Thank you to everyone who took part in the consultation and came along to one of our eight in-person and two online events. We're currently considering all the feedback we've received, alongside further technical and environmental work, as we work to develop a more detailed design for the pipeline network.

We will present this more detailed design, alongside our preliminary environmental work, at our second, statutory consultation this autumn, during which people will have another opportunity to provide feedback.

To learn more about how we developed our proposals, click here. To view our proposals in more detail, view our interactive map here.

Defined end points Why it's needed
Hydrogen production facility at Stanlow Manufacturing Complex To provide a source of hydrogen to supply the pipeline network
Hydrogen storage facility, near Northwich To allow hydrogen to be stored at times of peak supply and released into the network to meet demand
Blending to the existing gas network, near Warburton and Partington To allow hydrogen to be blended with natural gas and supplied into the pipeline network
A cluster of industrial operations across the project area To allow hydrogen to be blended with natural gas and supplied into the pipeline network

The project

The HyNet North West Hydrogen Pipeline is essential to unlocking the benefits and ambitions of HyNet North West.

Find out more

What is blended hydrogen?

Blended hydrogen is when we mix hydrogen (up to 20% by volume) into the existing natural gas pipelines. This hydrogen and natural gas mix is less carbon intensive, reducing the environmental impact of the energy we use in our homes and businesses while allowing existing domestic appliances, such as our hobs and boilers, to keep working without any changes.

The pipeline

The pipeline will connect to the existing hydrogen plant at Stanlow Manufacturing Complex. This will be the source of hydrogen for onward distribution into the network. The pipeline will then continue to the ‘Hydrogen Hub’ at the centre of the network. The Central Hub will act as the connection and onward distribution point for users along the south, east and north route corridors.

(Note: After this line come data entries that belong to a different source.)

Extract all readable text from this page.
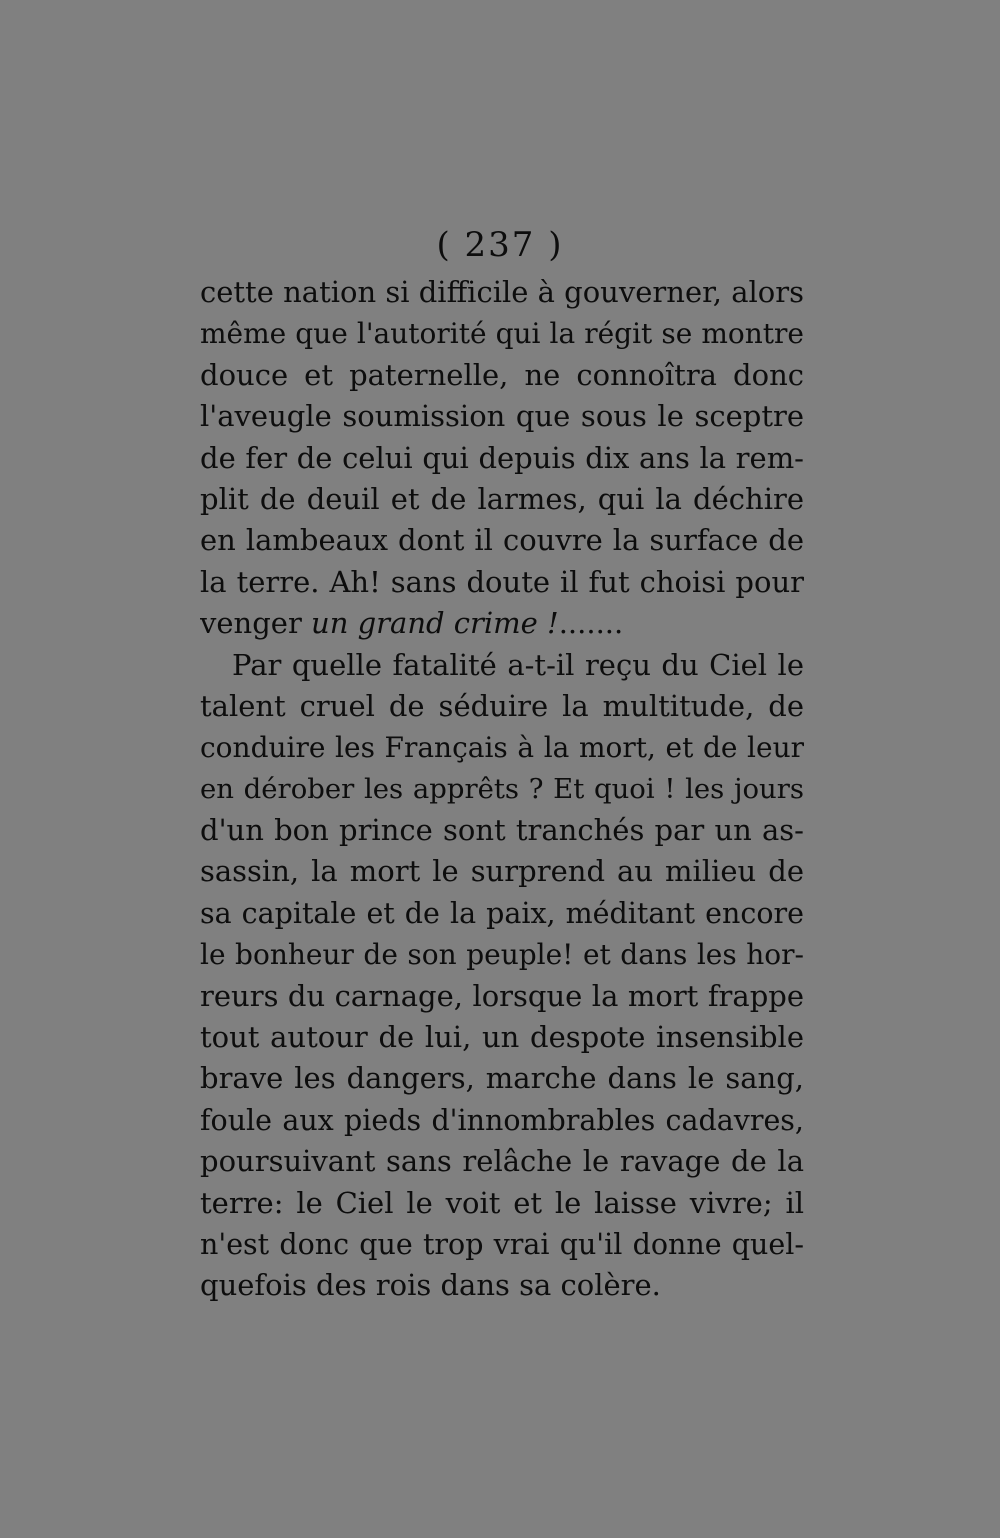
( 237 )
cette nation si difficile à gouverner, alors
même que l'autorité qui la régit se montre
douce et paternelle, ne connoîtra donc
l'aveugle soumission que sous le sceptre
de fer de celui qui depuis dix ans la rem-
plit de deuil et de larmes, qui la déchire
en lambeaux dont il couvre la surface de
la terre. Ah! sans doute il fut choisi pour
venger un grand crime !.......
Par quelle fatalité a-t-il reçu du Ciel le
talent cruel de séduire la multitude, de
conduire les Français à la mort, et de leur
en dérober les apprêts ? Et quoi ! les jours
d'un bon prince sont tranchés par un as-
sassin, la mort le surprend au milieu de
sa capitale et de la paix, méditant encore
le bonheur de son peuple! et dans les hor-
reurs du carnage, lorsque la mort frappe
tout autour de lui, un despote insensible
brave les dangers, marche dans le sang,
foule aux pieds d'innombrables cadavres,
poursuivant sans relâche le ravage de la
terre: le Ciel le voit et le laisse vivre; il
n'est donc que trop vrai qu'il donne quel-
quefois des rois dans sa colère.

For more information about how we could construct our pipeline, see here.

Spurs

In some areas, we have identified spurs off the route corridor. These are needed to take hydrogen from the main pipeline network to specific industrial users in the region. We expect that these spurs will use a smaller type of pipe and will include installations within roads, much like Cadent’s existing network.

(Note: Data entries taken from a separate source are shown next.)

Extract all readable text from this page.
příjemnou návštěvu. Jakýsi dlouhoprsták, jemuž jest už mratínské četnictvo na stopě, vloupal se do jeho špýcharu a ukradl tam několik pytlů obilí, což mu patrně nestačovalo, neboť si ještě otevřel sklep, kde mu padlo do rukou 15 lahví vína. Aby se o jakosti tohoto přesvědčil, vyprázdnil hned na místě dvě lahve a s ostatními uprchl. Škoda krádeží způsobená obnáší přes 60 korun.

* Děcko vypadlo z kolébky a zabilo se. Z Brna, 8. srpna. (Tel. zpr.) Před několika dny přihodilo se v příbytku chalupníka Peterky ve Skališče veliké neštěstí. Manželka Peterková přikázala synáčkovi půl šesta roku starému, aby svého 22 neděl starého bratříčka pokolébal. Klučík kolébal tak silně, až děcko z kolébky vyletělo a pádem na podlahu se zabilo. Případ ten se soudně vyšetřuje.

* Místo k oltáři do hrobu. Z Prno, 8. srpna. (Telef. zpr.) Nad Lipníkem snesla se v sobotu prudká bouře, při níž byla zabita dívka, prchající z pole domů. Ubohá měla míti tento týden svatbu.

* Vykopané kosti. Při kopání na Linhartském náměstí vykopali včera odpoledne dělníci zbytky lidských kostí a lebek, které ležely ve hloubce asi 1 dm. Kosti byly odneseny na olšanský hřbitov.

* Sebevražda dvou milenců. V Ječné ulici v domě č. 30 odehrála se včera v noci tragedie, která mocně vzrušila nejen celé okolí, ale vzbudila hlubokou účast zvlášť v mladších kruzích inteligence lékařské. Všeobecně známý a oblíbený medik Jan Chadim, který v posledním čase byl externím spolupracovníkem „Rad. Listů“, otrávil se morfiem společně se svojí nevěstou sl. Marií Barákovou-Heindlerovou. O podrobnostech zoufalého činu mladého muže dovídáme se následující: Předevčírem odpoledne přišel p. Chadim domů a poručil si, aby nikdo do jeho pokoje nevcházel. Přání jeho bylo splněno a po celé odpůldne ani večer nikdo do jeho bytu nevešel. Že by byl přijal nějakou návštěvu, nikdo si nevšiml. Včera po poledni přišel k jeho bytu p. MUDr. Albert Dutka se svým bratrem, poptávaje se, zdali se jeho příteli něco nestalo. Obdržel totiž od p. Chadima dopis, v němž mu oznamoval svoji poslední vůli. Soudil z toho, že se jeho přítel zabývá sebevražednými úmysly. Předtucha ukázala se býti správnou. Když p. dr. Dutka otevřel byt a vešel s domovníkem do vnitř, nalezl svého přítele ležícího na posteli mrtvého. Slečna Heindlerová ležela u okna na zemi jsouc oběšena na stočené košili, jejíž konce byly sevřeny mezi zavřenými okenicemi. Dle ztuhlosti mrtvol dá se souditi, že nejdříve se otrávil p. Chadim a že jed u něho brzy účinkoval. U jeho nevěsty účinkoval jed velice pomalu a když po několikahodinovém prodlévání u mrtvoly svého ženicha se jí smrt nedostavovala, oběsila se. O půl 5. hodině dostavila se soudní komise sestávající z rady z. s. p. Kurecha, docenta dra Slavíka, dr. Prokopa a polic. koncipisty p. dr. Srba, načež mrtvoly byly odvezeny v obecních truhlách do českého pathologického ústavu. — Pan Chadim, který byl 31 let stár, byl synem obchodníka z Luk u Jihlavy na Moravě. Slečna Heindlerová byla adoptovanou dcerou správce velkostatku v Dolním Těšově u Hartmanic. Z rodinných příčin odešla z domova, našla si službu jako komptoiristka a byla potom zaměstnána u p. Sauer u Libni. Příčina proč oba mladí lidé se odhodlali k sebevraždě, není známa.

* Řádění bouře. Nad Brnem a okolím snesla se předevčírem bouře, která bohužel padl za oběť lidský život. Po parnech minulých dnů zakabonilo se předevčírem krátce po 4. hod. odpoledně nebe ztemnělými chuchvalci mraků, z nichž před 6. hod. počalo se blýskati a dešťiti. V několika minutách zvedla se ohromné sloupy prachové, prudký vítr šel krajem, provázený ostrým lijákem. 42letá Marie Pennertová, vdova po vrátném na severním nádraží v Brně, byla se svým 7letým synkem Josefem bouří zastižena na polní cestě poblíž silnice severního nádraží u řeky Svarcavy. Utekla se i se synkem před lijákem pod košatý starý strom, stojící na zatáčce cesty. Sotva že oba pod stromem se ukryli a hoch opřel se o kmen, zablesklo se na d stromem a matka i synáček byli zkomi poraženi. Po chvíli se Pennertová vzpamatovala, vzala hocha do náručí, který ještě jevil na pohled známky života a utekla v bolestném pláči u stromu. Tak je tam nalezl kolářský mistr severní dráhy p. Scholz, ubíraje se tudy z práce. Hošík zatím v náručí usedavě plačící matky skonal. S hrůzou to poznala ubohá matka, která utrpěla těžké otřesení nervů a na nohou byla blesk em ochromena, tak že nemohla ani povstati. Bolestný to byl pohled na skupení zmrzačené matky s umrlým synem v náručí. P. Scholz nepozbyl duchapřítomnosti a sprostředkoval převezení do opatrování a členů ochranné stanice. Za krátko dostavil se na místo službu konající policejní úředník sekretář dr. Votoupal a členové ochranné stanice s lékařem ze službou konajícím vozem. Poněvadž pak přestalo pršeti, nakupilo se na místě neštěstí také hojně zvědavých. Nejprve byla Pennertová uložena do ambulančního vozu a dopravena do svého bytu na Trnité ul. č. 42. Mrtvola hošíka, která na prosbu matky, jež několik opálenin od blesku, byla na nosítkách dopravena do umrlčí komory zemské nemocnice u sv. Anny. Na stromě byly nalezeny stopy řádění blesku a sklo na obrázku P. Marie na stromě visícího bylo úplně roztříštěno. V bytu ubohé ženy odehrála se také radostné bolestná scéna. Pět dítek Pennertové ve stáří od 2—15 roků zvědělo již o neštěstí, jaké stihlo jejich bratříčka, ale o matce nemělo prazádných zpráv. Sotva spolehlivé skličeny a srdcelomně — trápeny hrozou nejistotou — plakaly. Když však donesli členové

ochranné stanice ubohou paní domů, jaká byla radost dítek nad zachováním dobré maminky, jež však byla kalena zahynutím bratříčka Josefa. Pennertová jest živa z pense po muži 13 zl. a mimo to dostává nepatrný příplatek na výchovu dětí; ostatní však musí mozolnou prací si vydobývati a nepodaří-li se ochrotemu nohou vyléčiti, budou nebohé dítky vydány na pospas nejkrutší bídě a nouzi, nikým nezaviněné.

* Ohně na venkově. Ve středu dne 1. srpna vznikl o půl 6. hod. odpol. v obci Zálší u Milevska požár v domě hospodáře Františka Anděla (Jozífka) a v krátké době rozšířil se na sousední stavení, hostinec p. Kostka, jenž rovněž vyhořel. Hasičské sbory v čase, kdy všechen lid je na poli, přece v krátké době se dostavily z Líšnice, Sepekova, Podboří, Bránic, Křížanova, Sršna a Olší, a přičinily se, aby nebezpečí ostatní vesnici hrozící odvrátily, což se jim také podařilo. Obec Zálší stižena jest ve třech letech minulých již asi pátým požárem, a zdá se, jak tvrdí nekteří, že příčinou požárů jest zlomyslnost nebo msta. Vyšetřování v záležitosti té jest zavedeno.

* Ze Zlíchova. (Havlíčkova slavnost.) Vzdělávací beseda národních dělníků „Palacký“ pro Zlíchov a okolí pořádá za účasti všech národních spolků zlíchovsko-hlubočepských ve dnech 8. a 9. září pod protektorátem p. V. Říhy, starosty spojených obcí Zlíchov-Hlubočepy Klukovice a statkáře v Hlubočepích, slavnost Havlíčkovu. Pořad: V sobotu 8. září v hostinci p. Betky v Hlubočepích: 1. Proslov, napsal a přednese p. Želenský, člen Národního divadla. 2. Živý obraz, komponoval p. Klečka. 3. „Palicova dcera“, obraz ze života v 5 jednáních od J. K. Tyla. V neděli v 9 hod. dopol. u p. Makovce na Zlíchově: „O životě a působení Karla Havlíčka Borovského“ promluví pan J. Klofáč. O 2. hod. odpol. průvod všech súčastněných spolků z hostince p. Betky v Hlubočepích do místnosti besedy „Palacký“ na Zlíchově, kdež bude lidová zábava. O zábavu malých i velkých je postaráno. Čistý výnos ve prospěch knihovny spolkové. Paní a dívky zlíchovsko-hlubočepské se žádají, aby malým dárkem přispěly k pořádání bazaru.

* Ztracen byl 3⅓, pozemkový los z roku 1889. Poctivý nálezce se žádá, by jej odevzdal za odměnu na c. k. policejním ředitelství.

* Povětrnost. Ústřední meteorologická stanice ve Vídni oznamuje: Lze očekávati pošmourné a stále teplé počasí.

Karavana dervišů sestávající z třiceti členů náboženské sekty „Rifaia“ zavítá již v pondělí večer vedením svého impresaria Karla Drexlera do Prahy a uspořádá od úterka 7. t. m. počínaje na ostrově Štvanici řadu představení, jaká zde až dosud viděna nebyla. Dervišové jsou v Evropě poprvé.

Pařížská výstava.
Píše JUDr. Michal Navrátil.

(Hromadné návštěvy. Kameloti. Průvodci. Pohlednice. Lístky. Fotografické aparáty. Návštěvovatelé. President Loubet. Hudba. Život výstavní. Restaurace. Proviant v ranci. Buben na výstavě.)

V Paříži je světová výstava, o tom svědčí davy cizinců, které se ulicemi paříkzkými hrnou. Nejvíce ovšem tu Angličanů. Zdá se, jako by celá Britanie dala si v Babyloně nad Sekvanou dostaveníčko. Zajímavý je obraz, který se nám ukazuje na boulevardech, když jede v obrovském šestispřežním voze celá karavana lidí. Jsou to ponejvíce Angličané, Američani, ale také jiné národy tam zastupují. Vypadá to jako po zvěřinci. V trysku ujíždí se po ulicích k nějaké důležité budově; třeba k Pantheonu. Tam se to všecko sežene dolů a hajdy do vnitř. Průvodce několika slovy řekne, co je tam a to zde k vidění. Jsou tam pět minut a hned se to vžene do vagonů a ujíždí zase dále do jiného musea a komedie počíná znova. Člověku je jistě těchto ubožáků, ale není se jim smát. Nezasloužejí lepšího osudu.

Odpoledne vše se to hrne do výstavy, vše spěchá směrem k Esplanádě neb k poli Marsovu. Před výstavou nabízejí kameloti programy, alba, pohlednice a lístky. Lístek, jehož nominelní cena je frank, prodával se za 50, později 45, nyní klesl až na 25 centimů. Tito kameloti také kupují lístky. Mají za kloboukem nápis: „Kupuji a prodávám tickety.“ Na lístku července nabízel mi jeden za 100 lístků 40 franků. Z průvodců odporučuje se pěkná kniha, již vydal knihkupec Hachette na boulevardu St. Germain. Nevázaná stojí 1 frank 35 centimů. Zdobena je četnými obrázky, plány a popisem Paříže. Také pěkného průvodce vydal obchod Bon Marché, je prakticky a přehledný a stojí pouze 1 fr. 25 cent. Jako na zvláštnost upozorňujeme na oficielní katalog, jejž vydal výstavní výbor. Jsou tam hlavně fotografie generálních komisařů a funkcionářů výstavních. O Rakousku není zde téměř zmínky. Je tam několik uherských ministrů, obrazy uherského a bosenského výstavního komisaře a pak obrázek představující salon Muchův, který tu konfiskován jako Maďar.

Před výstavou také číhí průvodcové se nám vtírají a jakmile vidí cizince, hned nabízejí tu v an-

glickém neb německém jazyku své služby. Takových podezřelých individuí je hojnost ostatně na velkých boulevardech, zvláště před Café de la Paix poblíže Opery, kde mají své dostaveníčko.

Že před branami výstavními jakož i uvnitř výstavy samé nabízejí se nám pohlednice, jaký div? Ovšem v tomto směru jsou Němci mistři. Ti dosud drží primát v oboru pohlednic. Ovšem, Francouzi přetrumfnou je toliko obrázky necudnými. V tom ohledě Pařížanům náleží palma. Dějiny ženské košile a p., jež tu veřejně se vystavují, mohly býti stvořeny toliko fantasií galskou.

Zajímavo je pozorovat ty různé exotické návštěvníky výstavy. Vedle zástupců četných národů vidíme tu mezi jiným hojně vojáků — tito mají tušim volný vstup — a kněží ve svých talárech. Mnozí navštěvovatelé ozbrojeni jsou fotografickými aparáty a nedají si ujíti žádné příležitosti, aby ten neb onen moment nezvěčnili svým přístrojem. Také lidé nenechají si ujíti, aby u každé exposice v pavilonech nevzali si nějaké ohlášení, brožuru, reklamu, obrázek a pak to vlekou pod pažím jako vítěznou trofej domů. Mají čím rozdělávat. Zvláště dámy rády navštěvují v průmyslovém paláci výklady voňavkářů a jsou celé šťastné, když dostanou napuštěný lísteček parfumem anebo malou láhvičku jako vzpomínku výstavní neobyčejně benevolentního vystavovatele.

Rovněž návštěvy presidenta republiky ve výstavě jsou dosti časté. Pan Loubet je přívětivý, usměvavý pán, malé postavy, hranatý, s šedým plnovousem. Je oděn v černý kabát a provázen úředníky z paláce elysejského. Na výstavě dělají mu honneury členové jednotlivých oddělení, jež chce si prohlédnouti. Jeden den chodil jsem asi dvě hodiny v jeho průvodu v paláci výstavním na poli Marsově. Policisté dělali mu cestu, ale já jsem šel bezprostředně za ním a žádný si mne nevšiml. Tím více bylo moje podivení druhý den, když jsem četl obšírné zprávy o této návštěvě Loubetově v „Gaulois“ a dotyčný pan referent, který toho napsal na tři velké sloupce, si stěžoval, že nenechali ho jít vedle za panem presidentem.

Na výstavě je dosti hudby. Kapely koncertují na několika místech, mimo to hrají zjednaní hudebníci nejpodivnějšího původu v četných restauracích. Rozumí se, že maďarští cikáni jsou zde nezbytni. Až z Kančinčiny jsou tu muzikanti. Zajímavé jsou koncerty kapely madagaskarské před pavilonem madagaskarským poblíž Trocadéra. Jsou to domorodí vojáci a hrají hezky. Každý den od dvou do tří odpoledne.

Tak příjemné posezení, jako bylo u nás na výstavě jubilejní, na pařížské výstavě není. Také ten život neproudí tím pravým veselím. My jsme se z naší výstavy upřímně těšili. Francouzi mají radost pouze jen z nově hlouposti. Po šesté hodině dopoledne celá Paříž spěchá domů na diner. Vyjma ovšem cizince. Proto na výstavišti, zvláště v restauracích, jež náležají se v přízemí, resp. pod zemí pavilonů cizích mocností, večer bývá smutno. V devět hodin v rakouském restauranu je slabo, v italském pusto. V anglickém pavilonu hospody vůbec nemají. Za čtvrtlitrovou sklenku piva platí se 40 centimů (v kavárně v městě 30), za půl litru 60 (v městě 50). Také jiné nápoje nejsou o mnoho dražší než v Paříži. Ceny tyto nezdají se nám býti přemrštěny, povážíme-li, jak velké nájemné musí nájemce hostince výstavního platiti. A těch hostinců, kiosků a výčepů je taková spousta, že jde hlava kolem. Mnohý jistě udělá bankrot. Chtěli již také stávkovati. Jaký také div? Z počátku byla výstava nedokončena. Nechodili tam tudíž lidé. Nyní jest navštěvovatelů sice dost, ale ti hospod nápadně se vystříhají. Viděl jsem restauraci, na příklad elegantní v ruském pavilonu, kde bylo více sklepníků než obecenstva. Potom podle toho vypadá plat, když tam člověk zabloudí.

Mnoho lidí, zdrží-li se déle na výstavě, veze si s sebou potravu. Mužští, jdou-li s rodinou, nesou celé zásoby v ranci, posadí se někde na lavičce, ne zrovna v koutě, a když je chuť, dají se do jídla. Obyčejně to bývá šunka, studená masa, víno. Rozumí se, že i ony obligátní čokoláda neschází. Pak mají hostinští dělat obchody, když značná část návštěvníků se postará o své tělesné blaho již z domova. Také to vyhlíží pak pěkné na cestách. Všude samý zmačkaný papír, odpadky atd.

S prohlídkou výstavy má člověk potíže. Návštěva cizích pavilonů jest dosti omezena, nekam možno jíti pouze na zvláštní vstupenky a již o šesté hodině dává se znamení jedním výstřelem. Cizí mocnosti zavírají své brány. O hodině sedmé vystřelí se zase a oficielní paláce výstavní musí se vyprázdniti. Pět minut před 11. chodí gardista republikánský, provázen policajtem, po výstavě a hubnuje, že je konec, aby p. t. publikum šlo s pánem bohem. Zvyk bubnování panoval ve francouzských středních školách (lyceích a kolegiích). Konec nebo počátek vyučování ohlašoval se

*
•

Hydrogen Above Ground Installations (HAGIs)

The majority of our new infrastructure will be underground. However, at certain points along the pipeline, we’ll need some above ground equipment. We call these Hydrogen Above Ground Installations (HAGIs). This equipment helps maintain the correct pressure in the pipeline, as well as ensuring security of supply.

HAGI search areas have been identified within the route corridor based on points along the pipeline network where connections or block valves are required. We currently anticipate needing around 14 HAGIs and have identified search areas for where these could be located.

What do HAGIs look like?

Typically, HAGIs require a range of above ground equipment and structures. These structures are usually around 1.5 to 2 metres tall. HAGI sites vary in size, but typically range between 0.5 and two hectares. One hectare is around the size of a football pitch.